I've been stuck on this question for awhile.
"A relation contains the points (-5,-10), (-2,-4), (-1,-2), (4,80) and (5,10). Is this a function? Explain."
To determine if the given relation is a function, we need to check if each input value (x-coordinate) is associated with a unique output value (y-coordinate). Here are the steps to determine if the relation is a function:
Step 1: List all the x-coordinates (input values):
x-coordinates: -5, -2, -1, 4, 5
Step 2: List all the y-coordinates (output values):
y-coordinates: -10, -4, -2, 80, 10
Step 3: Check if each x-coordinate has a unique y-coordinate. In other words, if any x-coordinate is associated with more than one y-coordinate, the relation is not a function.

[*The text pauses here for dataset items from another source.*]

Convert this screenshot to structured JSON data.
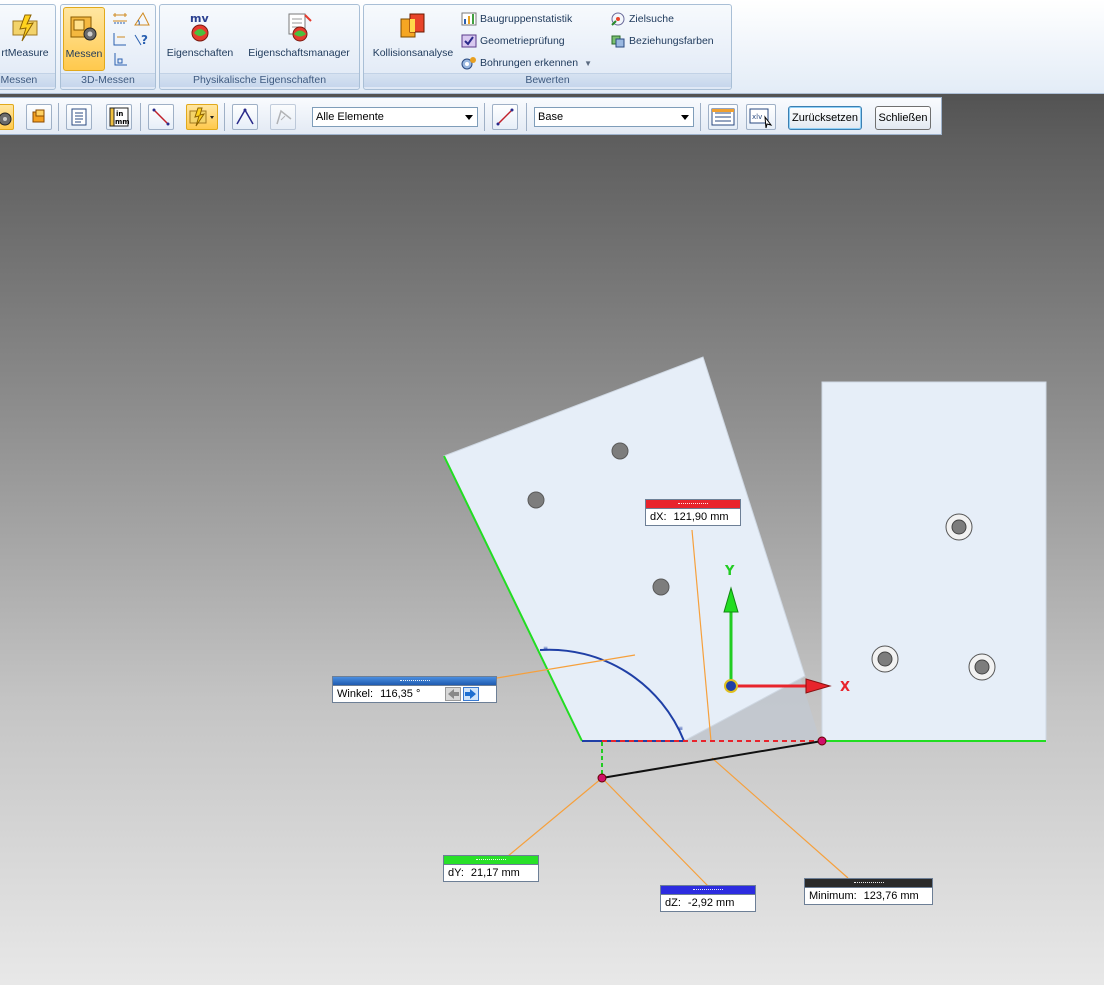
{
  "ribbon": {
    "groups": [
      {
        "label": "-Messen",
        "buttons": [
          {
            "label": "rtMeasure",
            "icon": "smartmeasure-icon"
          }
        ]
      },
      {
        "label": "3D-Messen",
        "buttons": [
          {
            "label": "Messen",
            "icon": "measure-icon",
            "active": true
          }
        ]
      },
      {
        "label": "Physikalische Eigenschaften",
        "buttons": [
          {
            "label": "Eigenschaften",
            "icon": "physical-properties-icon"
          },
          {
            "label": "Eigenschaftsmanager",
            "icon": "properties-manager-icon"
          }
        ]
      },
      {
        "label": "Bewerten",
        "buttons": [
          {
            "label": "Kollisionsanalyse",
            "icon": "interference-icon"
          },
          {
            "label": "Baugruppenstatistik",
            "icon": "assembly-statistics-icon"
          },
          {
            "label": "Geometrieprüfung",
            "icon": "geometry-check-icon"
          },
          {
            "label": "Bohrungen erkennen",
            "icon": "hole-recognition-icon"
          },
          {
            "label": "Zielsuche",
            "icon": "goal-seek-icon"
          },
          {
            "label": "Beziehungsfarben",
            "icon": "relationship-colors-icon"
          }
        ]
      }
    ],
    "mv_badge": "mv"
  },
  "cmdbar": {
    "filter_value": "Alle Elemente",
    "coordinate_value": "Base",
    "reset_label": "Zurücksetzen",
    "close_label": "Schließen",
    "units_icon_text": "in\nmm"
  },
  "viewport": {
    "axis_labels": {
      "x": "X",
      "y": "Y"
    },
    "angle": {
      "label": "Winkel:",
      "value": "116,35 °"
    },
    "dx": {
      "label": "dX:",
      "value": "121,90 mm"
    },
    "dy": {
      "label": "dY:",
      "value": "21,17 mm"
    },
    "dz": {
      "label": "dZ:",
      "value": "-2,92 mm"
    },
    "minimum": {
      "label": "Minimum:",
      "value": "123,76 mm"
    }
  },
  "colors": {
    "dx_header": "#e8242c",
    "dy_header": "#28e028",
    "dz_header": "#2c2ce0",
    "min_header": "#2a2a2a",
    "angle_header": "#2a70c8",
    "part_fill": "#e6eef8",
    "edge_green": "#22dd22",
    "leader_orange": "#f6a03c"
  }
}
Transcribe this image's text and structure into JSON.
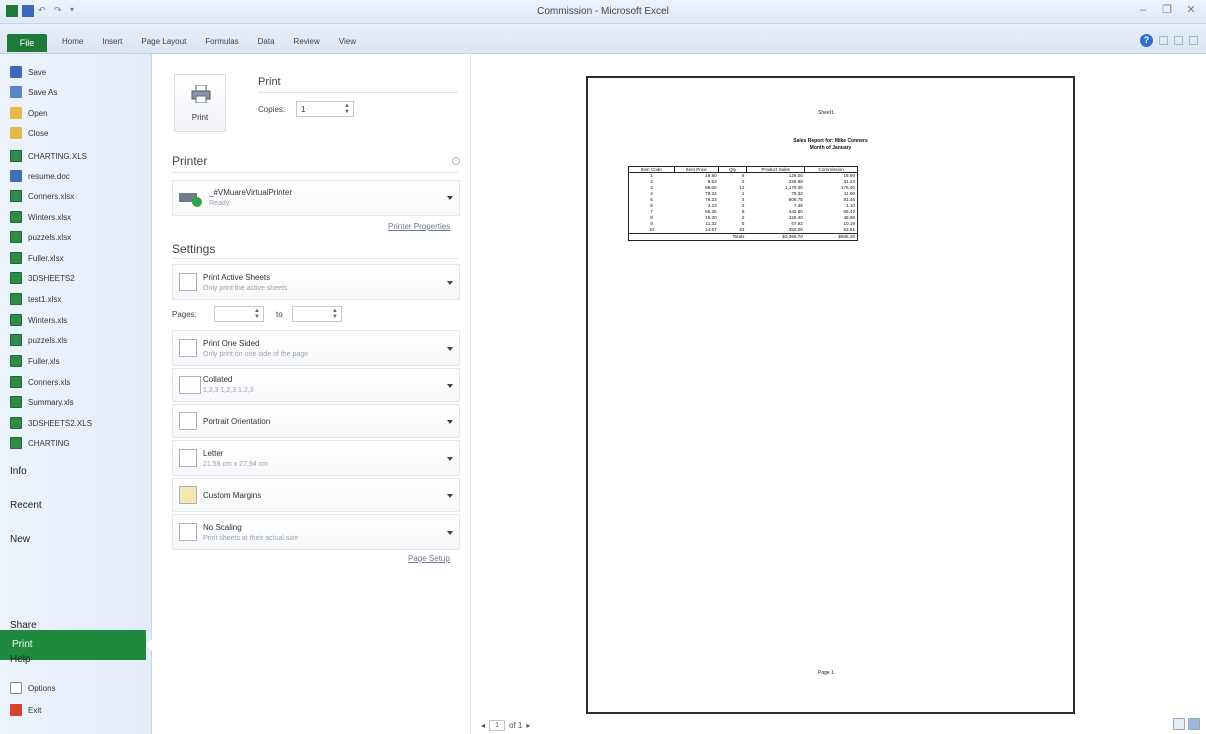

In this case, let's examine each x-coordinate:
For x = -5, the corresponding y-coordinate is -10.
For x = -2, the corresponding y-coordinate is -4.
For x = -1, the corresponding y-coordinate is -2.
For x = 4, the corresponding y-coordinate is 80.
For x = 5, the corresponding y-coordinate is 10.
As we can see, each x-coordinate is associated with only one y-coordinate, and there are no repeated x-coordinates. Therefore, the relation is a function.
In conclusion, the given relation is a function because each x-coordinate is associated with a unique y-coordinate.
To determine if the given relation is a function, we need to check if each input (x-value) is associated with only one output (y-value). Here's how we can go about solving this:
1. Identify the given set of points: (-5,-10), (-2,-4), (-1,-2), (4,80), and (5,10).
2. Take note of the x-values in the relation: -5, -2, -1, 4, and 5.
3. Check if any of the x-values repeat in the relation. In this case, there are no repeating x-values.
4. Now, examine the y-values corresponding to each x-value: -10, -4, -2, 80, and 10.
5. Notice that each x-value is associated with a unique y-value. There are no repeating y-values for any of the x-values.
6. Since each input (x-value) is paired with only one output (y-value) without any repetition, we can conclude that this relation is indeed a function.
In summary, this relation is a function because every input (x-value) corresponds to exactly one output (y-value) without any repetition.